L’uomo è sulla trentina, ha i baffi e tiene in braccio un fagotto avvolto in una coperta verde, da cui spunta la testa di un infante con un ciuffo di capelli rossi. Alla loro sinistra, una donna sulla sessantina, corpulenta e vestita di scuro con capelli ricci dello stesso rosso. Alla loro destra, una ragazza di qualche anno più giovane dell’uomo. Èmora e bellissima, anche lei sorregge il piccolo malloppo con una mano. Sono tutti in piedi, a parte l’infante.
Li sto osservando, sono distanti da me circa due metri, al centro di un corridoio incrocio: stanza a sinistra, stanza in fondo, forse una stanza sulla destra, non lo so, lo stipite di una porta mi blocca lo sguardo.
Il rosso e il verde sono gli unici colori vivi. Tutto il resto ha i toni del grigio.
Non è un’istantanea, vedo il sorriso di quella che sembra una bambina quando rotea la testa verso di me, come in un’immagine a doppio riflesso, di quelle in regalo nelle confezioni di merendine, applicate su un righello o una figurina, in cui la luce mostra due scene diverse a seconda dell’angolazione con cui l’occhio le guarda: profilo di neonata, sorriso di neonata, profilo, sorriso, profilo, sorriso. Tutto il resto è immobile. Però la mia prospettiva non cambia angolazione. Io non mi muovo: ho venti, trenta, quarant’anni. Sono felice, sono triste, sono apatica, ma non mi sposto. Le mie impressioni sono sempre uguali guardando questa scena, questo ricordo di cui nessuno mi ha mai parlato.
Non ci sono filmati né fotografie. Niente prove, solo intima certezza.

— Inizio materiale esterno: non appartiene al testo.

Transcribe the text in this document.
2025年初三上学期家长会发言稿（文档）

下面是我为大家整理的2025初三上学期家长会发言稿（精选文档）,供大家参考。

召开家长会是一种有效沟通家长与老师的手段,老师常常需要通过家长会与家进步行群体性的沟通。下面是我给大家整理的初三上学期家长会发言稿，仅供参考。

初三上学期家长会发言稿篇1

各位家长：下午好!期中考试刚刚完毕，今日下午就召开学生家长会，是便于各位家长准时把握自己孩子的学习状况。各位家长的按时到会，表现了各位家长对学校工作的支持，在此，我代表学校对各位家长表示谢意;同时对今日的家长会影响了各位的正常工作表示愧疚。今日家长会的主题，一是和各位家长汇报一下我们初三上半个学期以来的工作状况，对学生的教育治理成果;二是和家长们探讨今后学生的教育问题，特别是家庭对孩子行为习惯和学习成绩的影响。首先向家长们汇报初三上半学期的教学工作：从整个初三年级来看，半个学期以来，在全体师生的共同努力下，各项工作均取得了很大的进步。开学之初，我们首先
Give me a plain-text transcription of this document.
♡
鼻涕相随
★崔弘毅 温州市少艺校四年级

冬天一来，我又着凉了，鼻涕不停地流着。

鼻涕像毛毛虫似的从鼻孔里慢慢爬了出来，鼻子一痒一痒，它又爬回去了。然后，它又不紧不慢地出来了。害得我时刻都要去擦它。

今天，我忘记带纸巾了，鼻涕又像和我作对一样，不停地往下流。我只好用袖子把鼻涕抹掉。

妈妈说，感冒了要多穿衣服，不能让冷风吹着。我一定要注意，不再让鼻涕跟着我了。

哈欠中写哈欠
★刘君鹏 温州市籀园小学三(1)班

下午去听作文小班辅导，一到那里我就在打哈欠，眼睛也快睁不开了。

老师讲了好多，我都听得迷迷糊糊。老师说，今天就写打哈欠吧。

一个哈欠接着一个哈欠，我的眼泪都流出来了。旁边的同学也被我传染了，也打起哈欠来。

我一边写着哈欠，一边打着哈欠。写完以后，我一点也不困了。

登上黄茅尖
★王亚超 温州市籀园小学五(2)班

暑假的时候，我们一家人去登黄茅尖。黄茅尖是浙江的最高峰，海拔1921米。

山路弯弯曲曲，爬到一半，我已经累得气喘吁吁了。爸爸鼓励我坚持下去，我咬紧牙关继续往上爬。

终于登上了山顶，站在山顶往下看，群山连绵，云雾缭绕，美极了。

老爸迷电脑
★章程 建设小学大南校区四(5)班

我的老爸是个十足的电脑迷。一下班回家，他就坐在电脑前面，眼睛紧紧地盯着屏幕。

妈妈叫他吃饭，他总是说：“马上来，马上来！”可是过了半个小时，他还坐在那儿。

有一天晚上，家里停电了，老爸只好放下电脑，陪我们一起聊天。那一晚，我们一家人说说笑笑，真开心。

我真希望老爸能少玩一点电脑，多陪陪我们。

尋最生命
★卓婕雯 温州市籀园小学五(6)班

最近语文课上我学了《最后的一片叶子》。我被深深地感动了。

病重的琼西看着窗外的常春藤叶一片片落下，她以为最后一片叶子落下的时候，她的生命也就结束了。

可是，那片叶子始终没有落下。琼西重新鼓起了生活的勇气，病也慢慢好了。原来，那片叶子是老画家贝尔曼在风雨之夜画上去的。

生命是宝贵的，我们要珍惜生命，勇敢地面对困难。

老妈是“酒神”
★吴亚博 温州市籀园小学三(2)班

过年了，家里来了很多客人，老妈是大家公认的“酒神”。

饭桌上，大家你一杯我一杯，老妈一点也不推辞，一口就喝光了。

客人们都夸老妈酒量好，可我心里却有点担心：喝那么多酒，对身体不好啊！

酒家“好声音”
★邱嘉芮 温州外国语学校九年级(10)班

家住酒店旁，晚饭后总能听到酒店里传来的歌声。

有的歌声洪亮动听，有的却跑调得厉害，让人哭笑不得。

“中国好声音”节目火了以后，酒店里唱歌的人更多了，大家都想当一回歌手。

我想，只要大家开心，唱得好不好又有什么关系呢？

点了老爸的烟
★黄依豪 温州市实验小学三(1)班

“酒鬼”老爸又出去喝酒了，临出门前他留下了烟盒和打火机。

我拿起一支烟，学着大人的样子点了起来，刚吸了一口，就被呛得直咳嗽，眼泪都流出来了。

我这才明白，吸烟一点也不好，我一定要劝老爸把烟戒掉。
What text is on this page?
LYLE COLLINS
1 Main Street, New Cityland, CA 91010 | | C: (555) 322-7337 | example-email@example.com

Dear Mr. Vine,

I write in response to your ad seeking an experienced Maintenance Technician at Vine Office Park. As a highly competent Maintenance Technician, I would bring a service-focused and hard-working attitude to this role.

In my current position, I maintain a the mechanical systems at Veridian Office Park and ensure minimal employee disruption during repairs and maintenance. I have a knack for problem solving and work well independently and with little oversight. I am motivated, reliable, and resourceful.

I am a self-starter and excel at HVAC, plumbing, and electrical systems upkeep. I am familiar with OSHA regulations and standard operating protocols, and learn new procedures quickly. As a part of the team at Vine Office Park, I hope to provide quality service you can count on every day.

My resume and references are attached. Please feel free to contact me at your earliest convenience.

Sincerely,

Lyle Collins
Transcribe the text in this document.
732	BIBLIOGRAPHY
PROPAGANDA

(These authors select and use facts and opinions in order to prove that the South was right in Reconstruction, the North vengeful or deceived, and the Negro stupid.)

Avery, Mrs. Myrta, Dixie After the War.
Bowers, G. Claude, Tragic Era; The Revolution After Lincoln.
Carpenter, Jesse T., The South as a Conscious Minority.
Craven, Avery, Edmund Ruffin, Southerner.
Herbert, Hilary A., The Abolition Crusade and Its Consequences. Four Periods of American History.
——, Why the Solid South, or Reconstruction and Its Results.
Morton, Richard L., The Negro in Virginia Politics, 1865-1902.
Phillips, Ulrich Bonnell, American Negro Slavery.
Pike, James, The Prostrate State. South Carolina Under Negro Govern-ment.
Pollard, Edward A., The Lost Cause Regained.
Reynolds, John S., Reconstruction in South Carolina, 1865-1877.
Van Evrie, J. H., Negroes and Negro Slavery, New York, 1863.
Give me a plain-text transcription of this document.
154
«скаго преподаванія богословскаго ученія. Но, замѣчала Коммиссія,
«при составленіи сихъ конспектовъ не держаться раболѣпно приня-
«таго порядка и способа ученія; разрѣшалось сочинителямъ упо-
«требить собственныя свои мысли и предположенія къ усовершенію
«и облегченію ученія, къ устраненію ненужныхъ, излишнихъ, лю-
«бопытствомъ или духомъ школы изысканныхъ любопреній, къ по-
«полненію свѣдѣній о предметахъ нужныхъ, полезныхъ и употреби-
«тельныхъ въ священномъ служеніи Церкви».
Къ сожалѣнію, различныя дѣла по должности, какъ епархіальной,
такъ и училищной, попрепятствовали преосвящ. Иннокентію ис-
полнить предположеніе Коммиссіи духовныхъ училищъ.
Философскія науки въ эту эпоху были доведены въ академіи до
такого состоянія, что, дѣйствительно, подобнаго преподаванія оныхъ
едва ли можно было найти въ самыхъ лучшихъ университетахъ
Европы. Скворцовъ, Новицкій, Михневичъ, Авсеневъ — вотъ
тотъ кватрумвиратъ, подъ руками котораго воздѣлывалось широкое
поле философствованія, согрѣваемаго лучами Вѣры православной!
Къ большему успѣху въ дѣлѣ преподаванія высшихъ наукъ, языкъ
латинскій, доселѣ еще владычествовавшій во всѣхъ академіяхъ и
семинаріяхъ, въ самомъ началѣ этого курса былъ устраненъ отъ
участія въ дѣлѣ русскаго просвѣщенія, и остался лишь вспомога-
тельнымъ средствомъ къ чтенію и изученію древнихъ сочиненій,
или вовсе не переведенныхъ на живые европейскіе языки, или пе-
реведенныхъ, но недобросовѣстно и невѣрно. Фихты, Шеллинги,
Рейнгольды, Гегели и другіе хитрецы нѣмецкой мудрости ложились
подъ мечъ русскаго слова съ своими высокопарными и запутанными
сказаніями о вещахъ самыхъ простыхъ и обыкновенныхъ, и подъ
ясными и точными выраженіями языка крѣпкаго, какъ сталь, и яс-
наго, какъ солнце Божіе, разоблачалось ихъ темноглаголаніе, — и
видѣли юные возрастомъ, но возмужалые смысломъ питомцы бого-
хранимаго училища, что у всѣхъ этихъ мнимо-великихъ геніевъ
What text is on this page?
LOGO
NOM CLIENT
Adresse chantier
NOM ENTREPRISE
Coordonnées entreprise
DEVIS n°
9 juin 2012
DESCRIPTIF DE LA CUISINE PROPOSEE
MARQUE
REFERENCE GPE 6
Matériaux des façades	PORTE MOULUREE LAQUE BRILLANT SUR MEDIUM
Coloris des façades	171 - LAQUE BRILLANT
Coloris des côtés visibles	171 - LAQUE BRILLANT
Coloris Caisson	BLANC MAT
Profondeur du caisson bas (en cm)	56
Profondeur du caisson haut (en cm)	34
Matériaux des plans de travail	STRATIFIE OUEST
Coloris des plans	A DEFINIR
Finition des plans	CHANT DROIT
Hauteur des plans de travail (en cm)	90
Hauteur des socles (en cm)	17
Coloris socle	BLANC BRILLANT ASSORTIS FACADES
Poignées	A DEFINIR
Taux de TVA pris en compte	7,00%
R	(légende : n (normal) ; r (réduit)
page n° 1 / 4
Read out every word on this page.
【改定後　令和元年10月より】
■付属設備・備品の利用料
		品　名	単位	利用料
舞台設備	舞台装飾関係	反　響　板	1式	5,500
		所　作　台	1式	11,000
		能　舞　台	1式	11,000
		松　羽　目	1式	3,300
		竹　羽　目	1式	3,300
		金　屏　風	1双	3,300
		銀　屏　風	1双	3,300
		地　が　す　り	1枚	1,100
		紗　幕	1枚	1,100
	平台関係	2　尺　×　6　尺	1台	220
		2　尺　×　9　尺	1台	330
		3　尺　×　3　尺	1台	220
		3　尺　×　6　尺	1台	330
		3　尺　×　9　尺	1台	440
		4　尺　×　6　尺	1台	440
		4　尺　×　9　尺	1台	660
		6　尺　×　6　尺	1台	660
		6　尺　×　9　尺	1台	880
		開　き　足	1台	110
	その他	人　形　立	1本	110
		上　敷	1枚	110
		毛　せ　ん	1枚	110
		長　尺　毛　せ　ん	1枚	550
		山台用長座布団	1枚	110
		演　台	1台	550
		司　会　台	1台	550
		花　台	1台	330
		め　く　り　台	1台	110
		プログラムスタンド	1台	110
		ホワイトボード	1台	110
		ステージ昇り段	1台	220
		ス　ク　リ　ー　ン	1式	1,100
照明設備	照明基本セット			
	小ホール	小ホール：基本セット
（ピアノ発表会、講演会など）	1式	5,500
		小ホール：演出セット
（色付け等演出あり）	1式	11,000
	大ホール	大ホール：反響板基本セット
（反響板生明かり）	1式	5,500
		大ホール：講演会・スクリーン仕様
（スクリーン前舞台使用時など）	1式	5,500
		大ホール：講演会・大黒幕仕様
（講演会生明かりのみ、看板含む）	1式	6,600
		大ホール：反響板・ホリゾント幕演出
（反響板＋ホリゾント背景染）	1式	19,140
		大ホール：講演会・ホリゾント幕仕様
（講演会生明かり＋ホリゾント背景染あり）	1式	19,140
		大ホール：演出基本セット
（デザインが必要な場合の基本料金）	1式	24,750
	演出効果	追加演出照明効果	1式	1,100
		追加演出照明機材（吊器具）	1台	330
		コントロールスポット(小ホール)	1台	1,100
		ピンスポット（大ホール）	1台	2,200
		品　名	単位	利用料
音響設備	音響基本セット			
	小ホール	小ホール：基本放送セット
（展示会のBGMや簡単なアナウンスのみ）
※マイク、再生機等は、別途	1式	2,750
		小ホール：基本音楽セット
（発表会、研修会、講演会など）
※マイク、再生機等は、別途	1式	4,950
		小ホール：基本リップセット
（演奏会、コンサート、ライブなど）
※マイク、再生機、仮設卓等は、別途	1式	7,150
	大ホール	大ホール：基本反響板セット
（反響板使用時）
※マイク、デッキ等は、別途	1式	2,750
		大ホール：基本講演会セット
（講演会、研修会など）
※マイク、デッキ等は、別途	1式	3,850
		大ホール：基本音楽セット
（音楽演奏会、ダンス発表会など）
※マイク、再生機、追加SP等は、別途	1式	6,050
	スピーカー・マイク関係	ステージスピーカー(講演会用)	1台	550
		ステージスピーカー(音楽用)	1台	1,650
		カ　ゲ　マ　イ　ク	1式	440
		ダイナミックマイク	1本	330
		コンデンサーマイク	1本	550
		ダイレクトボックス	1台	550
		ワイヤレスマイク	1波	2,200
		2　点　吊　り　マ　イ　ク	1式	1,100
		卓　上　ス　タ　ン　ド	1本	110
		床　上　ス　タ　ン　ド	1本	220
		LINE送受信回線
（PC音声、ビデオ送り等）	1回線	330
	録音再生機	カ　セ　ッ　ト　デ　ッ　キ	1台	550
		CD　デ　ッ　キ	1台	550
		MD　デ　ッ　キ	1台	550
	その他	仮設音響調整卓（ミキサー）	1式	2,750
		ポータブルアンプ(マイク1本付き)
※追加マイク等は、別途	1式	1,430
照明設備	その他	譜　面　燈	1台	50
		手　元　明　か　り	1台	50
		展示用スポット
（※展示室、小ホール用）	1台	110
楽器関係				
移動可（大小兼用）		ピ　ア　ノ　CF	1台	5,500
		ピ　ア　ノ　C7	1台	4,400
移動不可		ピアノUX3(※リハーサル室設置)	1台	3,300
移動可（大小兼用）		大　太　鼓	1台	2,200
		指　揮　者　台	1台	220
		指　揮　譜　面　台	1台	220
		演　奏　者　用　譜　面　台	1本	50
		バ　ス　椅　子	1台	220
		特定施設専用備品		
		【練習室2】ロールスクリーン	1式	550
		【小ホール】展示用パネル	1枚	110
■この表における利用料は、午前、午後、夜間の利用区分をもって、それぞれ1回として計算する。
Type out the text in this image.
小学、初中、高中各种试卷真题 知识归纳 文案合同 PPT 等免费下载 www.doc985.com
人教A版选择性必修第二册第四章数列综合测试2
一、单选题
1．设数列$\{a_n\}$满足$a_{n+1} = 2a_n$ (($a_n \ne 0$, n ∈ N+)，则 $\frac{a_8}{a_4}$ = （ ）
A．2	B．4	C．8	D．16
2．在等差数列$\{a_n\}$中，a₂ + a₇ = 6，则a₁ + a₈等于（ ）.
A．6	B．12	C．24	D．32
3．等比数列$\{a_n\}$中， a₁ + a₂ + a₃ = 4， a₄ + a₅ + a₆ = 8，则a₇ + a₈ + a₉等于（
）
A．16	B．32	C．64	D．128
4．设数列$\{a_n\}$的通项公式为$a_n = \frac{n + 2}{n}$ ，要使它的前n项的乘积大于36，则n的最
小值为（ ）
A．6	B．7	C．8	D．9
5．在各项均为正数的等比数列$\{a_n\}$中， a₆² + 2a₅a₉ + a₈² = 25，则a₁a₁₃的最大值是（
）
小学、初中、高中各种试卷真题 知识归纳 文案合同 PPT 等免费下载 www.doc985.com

La bambina sono io, lì ho sette mesi. Aggiungo a questo ricordo vergine il sorriso dolce ma imbarazzato di Gemma, mia madre, che non avrebbe voluto trovarsi lì, accanto alla tremenda suocera. In quell’attimo non sapeva che un’emorragia cerebrale le avrebbe spappolato mezzo cervello a cinquantotto anni, lasciandola viva ma completamente disabile per altri dieci anni in cui avrebbe capito tutto, ma non sarebbe riuscita a esprimersi a parole in maniera comprensibile, a camminare, a provvedere ai propri bisogni primari per la sopravvivenza, che a ogni cambio di pannolone il suo pudore già estremo sarebbe diventato vergogna e che sarebbe tornata neonata; l’espressione un po’ arcigna di mia nonna anche in quel momento: è la prima volta che incontra la sua prima nipote e sarà anche l’ultima, visto che morirà pochi mesi dopo a causa di un cancro al colon; manca solo il sorriso orgoglioso di Francesco, mio padre, la sua espressione di estatica felicità. Ignora che il suo demone prenderà il sopravvento e che morirà solo, alcolizzato e con la lettera dell’Inps, che ha finalmente accolto la richiesta per la pensione d’invalidità mentale, in mano.
Riapro gli occhi. Perché questa immersione appena sveglia, questo viaggio alla ricerca del ricordo più lontano nel tempo? Forse è stato il silenzio. Adesso è costante, qualche abbaiare di cane, qualche vicino che bestemmia e niente più. Ormai è un anno, è diventato normale. Forse è stato il sogno: ultimo piano di un grattacielo altissimo di vetro, tutto inizia a tremare, il pavimento sotto i piedi sta per spaccarsi, io e un signore con la pancia, in giacca e cravatta, appoggiato a un muro bianco con le braccia stese come un Cristo in croce, ci guardiamo: – È troppo alto, qua sta per crollare tutto! – mi dice, ma non ci agitiamo più di tanto. Se deve essere, sia.
Ma no, certo, ecco! Tutta colpa della busta biodegradabile sotto il letto. Odora di materiale organico e liquirizia, odora di contemporaneità. Le particelle sono state sparate a razzo dalla busta verde bio direttamente ai recettori della corteccia olfattiva del mio cervello senza passare per il talamo, nessuna mediazione preconcetta, dritte dritte verso la memoria dell’ippocampo e l’amigdala delle emozioni per conficcarsi come frecce nel cuore. L’olfatto, il più primitivo dei sensi, ha innescato questa piccola ricerca del tempo perduto: la pelle di mia madre, adesso che ricordo, sapeva di liquirizia. E anche di qualcos’altro che non riesco ad afferrare.
Sdraiata nel letto, nel mio limbo senza soluzione di continuità, penso al fatto che pochi giorni fa qualche umano è atterrato su Marte.
Ho visto delle immagini, terra rossa e crateri, è come lo immaginavo. Quello che proprio non riesco a immaginare invece è l’odore. Chissà che odore ha il pianeta della guerra, chissà se anche su Marte c’è qualcosa che profuma di liquirizia.